Ríos crea una voz que se fracciona en otras tantas, multiplica los vahídos de la piedra y los convierte en azogue. Cada ánimo toma una dirección y se aloja en un decir intuitivo, ahí las palabras son sustituidas por el  estallido de imágenes que cruzan la noche del texto. Cierto que hay momentos débiles, donde la fuerza enunciativa se pierde y parece imposible volver al motivo; es ese momento donde el discurso se torna en demasía abigarrado y vago, donde parece que el juego del nombrar se encuentra aislado de un contexto y tal vez, de alguna estimulación. Gadamer diría que “quien juega con su propio nombre, se abandona así mismo”. No importa el abandono, la voz parece tener la intención de no poseer rostro alguno y al final que la letra retorna blanca y se obliga en la negrura del espacio visual, existe el respiro.

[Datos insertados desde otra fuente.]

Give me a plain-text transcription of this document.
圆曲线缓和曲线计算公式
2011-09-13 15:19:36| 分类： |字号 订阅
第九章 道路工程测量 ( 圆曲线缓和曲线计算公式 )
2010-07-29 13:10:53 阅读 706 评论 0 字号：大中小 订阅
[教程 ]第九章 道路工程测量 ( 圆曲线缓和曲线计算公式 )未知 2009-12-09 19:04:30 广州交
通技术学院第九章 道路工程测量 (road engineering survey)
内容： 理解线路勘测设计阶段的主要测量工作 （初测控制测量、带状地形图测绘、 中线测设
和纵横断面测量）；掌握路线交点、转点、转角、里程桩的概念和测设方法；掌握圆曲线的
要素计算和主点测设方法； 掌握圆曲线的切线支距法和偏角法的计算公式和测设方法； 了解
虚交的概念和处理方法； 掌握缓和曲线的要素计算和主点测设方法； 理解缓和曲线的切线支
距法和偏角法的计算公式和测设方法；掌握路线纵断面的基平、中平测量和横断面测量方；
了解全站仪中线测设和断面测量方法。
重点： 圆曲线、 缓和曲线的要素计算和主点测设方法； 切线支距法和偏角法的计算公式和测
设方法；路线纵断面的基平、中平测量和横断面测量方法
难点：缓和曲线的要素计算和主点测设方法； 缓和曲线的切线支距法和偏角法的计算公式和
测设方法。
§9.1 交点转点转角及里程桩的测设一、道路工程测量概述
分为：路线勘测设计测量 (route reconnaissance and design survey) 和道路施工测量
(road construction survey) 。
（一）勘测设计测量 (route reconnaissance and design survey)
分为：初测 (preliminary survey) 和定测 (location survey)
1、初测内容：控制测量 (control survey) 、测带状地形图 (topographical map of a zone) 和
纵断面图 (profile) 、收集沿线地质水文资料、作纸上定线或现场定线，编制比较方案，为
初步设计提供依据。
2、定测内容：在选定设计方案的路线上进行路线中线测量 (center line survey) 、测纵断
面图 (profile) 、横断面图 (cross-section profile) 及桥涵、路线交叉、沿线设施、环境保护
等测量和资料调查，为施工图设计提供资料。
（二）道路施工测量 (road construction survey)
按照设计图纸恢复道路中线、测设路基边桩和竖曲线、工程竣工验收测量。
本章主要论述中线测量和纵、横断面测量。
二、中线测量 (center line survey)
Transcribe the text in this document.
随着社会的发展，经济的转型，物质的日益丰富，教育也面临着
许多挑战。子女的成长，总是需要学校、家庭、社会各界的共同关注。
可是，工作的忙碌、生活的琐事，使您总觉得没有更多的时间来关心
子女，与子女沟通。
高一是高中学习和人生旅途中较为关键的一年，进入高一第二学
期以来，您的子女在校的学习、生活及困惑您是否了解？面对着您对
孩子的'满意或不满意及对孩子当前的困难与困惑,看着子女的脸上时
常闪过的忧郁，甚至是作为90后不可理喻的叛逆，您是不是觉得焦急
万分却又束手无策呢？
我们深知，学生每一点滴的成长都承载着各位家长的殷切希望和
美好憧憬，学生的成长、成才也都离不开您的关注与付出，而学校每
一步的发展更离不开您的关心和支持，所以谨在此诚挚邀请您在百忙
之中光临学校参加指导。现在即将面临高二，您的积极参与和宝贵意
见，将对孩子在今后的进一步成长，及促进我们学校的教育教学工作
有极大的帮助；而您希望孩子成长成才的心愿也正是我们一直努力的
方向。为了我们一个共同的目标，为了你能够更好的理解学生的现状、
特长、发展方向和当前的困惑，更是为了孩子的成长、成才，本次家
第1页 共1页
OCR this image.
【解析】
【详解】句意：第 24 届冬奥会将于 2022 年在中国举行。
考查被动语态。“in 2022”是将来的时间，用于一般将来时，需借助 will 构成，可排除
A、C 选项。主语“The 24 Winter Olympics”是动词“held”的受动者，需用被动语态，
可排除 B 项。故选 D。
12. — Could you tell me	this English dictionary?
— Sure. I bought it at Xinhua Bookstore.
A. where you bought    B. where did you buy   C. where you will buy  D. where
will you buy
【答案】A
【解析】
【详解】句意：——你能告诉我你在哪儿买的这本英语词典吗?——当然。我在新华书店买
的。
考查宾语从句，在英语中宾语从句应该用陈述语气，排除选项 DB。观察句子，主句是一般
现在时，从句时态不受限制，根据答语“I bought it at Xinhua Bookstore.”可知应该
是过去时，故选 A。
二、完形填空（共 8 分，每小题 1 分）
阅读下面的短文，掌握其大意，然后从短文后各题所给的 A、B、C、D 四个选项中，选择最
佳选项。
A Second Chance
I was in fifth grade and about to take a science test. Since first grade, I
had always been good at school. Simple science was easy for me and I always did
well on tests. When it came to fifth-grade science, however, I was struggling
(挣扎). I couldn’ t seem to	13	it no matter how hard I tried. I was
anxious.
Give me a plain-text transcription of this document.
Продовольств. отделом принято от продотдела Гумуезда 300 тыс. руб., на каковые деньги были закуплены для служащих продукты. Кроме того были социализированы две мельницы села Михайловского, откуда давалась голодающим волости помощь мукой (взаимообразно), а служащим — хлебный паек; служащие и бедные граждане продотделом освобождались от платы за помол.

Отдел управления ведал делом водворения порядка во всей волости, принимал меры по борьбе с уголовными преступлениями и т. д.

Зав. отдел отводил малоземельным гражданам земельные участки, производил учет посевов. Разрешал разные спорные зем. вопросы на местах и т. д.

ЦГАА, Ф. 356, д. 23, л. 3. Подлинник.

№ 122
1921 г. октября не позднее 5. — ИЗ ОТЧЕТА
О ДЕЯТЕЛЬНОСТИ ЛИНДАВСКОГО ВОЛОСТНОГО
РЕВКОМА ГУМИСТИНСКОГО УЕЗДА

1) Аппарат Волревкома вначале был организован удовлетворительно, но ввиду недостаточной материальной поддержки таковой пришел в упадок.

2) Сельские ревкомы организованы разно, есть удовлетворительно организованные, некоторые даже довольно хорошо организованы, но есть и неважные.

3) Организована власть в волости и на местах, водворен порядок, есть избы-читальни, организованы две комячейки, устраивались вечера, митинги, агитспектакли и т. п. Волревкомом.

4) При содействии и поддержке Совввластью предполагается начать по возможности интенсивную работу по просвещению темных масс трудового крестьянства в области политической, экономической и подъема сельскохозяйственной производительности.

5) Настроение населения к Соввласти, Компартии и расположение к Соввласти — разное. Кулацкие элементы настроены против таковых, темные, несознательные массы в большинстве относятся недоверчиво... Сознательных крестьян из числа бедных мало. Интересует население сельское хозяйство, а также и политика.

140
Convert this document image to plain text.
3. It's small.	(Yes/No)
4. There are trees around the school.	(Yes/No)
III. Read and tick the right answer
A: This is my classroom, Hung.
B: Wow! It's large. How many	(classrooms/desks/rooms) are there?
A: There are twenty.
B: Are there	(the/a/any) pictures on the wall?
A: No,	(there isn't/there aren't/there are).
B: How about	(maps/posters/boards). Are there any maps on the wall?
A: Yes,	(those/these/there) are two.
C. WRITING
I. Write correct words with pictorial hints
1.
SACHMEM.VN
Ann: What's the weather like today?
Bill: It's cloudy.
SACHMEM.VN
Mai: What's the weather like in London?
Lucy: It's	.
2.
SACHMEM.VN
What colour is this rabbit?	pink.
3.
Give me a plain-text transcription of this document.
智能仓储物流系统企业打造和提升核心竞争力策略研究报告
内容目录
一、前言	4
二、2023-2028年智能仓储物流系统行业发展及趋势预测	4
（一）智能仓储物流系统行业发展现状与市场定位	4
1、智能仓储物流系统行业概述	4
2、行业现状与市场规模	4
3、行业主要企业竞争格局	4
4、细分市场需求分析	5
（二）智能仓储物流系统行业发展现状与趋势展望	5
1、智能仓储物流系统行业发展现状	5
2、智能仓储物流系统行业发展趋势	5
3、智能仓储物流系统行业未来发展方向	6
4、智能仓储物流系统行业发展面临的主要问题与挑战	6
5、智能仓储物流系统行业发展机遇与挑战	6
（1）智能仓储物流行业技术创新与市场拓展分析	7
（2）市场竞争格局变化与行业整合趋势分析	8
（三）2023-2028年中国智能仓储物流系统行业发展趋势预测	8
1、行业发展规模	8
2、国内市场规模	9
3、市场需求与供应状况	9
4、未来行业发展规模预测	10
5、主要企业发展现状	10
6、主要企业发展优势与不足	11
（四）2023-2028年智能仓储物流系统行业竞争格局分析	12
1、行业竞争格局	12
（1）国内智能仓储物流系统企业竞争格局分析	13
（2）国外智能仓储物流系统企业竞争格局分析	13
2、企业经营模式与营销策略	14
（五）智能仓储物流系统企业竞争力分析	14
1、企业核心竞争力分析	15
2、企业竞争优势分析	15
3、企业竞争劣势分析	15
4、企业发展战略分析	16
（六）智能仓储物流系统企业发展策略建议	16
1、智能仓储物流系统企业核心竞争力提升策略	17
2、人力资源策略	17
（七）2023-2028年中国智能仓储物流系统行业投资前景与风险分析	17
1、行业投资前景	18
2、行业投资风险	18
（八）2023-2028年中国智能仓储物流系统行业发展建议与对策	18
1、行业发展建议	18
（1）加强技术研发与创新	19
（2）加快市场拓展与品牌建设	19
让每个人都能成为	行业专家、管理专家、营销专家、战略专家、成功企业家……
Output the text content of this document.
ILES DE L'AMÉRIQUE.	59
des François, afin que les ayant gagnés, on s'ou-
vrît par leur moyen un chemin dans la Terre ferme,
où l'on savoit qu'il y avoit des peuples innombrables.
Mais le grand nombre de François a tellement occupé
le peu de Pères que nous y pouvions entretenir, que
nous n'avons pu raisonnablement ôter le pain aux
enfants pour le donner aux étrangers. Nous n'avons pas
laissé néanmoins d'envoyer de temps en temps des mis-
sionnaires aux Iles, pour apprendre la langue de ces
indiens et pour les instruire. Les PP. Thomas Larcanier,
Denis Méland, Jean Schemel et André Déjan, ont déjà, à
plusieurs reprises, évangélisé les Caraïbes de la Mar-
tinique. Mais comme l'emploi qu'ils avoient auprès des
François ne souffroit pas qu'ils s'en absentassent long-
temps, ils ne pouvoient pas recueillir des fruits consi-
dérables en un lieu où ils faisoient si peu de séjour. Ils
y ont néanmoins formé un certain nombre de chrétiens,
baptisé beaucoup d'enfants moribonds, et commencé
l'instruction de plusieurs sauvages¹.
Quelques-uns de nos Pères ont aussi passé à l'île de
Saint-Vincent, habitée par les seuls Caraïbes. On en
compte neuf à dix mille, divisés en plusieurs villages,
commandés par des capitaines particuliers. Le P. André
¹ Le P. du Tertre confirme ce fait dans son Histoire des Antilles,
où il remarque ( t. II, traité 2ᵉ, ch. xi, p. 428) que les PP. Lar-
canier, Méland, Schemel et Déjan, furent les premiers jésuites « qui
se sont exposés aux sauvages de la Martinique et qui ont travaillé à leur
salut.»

Ésta es la cara de Piedrapizarnik, negro mármol cuyas grietas son rúbrica y autor. Al interior es posible vislumbrar la extrañeza de la palabra en el juego de alusiones; la palabra un jardín, la palabra una pupila ahorcajada entre sombra y seña de ella misma. ¿El poema? Una “luz que se ahoga” en la ausencia del tiempo y va casi extinta –con mayor firmeza - hacia la noche, hacia el silencio, hacia la piedra. Edmond Jabes decía que “elojo perfora el silencio y... la piedra es juez”. Que sea el lector entonces quien procure dar voz a la última mirada y en la resolución se vea inquirido por el canto. En lo que a mi concierne, la lectura de Piedrapizarnik ha sido –en efecto, eso que acentúa el poeta Francisco Hernández en el prólogo del libro,  recordar la resistencia alba“de aquello que cuelga de nuestros párpados” y que es preciso para comenzar a hablar.